It was a moral and geometric aversion to queer sex that was synecdochically used to sum up all the more abstract aversions to everything else affiliated with queer identity. (And, since it wasn’t long past the ’50s, there was also a residual revulsion towards even the most curdled-vanilla-pudding sex at play — among those who were not part of the hippie revolution, at least.) Queer sex was therefore one of the most radical things to engage in at the time — barring an actual, and eventual, riot.

But for a group whose sexual liberation would, a decade later, eventually be blamed (after it was ignored) by one of the next (nonfictional!) LGBT leaders for the spread of AIDS, the Stonewallers sure seem to have very little interest in sex here. It exists only as a form of demeaning last-resource pragmatism or a way to facilitate drama for a directionless director.

Happily, the real queer insurrection of the late ’60s was fighting for more than allowing for Jonathan Rhys Meyers to not-so-titillatingly lick a white-teat-of-desire before a camera panned away. The femme men who fought in the insurrection would doubtless be aghast that the emotional climax of a movie titularly representing them would center around a fictitious “straight-acting” Midwestern-transplant white boy who simply could not find it in himself to anoint them with the societally approved semen from his ideal-nuclear-family-descended dick.

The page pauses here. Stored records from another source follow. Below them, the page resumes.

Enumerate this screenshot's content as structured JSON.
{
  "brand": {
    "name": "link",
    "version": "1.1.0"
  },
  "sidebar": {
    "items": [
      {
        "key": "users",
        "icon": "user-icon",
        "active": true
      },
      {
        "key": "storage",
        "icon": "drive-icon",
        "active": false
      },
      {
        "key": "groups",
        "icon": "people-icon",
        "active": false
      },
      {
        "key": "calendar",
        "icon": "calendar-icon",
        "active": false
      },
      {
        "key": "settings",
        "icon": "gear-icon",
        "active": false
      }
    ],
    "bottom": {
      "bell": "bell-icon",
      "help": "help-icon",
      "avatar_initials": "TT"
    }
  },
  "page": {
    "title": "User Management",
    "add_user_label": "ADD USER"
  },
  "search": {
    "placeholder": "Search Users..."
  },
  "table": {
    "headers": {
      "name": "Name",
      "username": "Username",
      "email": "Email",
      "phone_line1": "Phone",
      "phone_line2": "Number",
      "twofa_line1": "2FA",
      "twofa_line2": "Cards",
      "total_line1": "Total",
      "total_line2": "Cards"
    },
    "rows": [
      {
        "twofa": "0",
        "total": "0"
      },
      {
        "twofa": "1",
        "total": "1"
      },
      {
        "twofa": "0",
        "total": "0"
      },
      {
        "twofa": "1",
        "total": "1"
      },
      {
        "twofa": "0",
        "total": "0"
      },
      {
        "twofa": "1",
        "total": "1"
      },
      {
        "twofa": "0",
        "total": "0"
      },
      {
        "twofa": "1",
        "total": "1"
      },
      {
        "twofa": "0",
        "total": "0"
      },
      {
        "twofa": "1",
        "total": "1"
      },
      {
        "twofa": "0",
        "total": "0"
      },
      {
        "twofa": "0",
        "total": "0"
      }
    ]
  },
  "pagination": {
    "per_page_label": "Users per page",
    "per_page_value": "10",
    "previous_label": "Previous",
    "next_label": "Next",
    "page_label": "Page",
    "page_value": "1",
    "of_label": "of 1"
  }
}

It’s best they didn’t know that the sex they were fighting for the right to have would one day be represented through bruises, grimaces, moments of public shame, and one — yes, one — scene where non-traumatic sex happens… offscreen. And no, the Independence Day alien would not understand at all why the hell these people stood behind a brick-wielding Zac Efron doppelgänger screaming “gay power,” as though that famous brick were, itself, ejaculated from within him in the film’s only onscreen climax.